Denoting our observed data as \(\mathcal{D} = (y_i, x_i)_{i=1}^n\) and letting \(\beta^\top = (0, 2)\) and \(\sigma=1\), we generate \(n=20\) observations. For our prior on \(\beta\), we let \[ \beta_j \sim N(0, \sigma^2_\beta), \quad j = 1, 2, \] with \(\sigma_\beta=5\)
To perform HMC we compute \[ U(\beta; \mathcal{D}) = \log \left( L(\mathcal{D}; \beta) \pi(\beta) \right) \] where \(L(\beta; \mathcal{D})\) is our likelihood function and \(\pi(\beta)\) the density function of our prior. We presented the implementation of \(U(\beta; \mathcal{D})\) below
a_double U(a_vector beta, VectorXd y, MatrixXd x, double s,
VectorXd mu_beta, VectorXd s_beta)
{
a_double l = 0.0;
for (int i = 0; i < y.rows(); ++i) {
a_double m = 0.0;
for (int j = 0; j < beta.rows(); ++j) {
m += beta(j) * x(i, j);
}
l += log(1/(sqrt(2.0*PI)*s)) - pow((y(i)-m)/s, 2)*0.5;
}
l += log_p(beta, mu_beta, s_beta);
return l;
}
As before, we have been explicit in computing sums to ensure the computation graph can be constructed.
For the sake of brevity we do not present the code exporting the gradient of \(U\), noting it is essentially identical as in the previous example. To implement HMC we use boilerplate code by (Neal 2011), also available online.
Running our Markov chain for \(10,000\) iterations we obtain posterior samples for \(\beta_1\) and \(\beta_2\).
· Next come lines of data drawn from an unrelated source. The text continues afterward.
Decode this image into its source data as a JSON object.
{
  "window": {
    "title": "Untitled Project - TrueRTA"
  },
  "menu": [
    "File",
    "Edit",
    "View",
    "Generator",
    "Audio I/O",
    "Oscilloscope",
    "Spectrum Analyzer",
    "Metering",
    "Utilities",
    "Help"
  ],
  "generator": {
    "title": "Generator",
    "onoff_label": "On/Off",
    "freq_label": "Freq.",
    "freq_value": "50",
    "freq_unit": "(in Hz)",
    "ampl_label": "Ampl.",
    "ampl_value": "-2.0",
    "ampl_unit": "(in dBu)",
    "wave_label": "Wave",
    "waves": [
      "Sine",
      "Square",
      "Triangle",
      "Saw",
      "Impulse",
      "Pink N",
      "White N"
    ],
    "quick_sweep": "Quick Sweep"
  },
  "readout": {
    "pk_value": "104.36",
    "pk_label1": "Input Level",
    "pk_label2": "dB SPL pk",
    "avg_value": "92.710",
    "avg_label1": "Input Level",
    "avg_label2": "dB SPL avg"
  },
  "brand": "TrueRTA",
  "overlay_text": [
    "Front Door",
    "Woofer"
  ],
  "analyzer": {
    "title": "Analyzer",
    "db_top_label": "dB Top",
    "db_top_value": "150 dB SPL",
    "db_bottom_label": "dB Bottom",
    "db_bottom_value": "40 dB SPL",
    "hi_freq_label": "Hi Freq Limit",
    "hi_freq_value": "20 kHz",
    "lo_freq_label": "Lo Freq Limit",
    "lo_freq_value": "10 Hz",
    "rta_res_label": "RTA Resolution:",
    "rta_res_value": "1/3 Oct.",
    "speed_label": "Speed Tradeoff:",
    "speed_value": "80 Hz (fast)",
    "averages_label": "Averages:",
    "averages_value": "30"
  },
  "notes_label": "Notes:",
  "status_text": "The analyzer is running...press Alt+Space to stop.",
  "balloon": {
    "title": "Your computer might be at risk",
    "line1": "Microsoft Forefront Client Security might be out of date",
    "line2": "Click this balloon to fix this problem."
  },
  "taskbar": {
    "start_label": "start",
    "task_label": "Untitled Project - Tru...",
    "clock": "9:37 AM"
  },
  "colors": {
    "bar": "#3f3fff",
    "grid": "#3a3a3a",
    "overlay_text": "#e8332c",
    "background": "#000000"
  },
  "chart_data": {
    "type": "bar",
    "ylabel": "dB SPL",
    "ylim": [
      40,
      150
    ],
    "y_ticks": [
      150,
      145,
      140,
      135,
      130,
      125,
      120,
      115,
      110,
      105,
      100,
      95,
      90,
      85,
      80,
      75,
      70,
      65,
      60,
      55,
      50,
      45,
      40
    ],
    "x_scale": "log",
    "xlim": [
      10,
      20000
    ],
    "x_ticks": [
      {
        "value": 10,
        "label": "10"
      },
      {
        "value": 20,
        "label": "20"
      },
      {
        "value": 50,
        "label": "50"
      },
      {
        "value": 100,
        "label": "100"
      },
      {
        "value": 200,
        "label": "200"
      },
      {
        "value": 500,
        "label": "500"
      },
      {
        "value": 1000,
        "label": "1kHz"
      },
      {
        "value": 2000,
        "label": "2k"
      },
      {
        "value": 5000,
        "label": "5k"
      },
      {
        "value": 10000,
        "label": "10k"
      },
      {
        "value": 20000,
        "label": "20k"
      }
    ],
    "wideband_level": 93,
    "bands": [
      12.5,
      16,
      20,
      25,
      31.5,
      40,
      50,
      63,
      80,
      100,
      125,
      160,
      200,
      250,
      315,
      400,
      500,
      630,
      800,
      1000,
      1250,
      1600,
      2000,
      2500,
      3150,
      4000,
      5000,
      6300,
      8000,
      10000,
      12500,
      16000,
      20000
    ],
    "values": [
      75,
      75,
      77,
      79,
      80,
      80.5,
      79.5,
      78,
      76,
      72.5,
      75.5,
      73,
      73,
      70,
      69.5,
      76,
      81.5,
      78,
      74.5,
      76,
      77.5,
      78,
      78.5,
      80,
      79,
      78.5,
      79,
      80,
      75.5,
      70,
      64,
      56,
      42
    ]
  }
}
We present the joint and marginal density is Figure 3.
Noting that the modes of the marginal densities are approximately at \(0.0\) and \(2.0\) as expected.
The intention of this second example is to demonstrate that we can perform MCMC by specifying an objective function. We can then use off-the-shelf code to run our HMC sampler and avoid having to derive gradients by using AD. A further attractive feature of AD is that we only need to test one function; if our objective is correct, then our gradient function will also be correct.
In recent years there has been a push to bring AD to R natively, for example, projects such as Pqr have extended R’s core functionality to include AD (Neal 2021). We have presented an alternative option for computing gradients in R through Rcpp and CppAD. Evidently, the requirement of external libraries does not allow for wide scale use, however, we hope such options will encourage package developers to bring AD into their projects.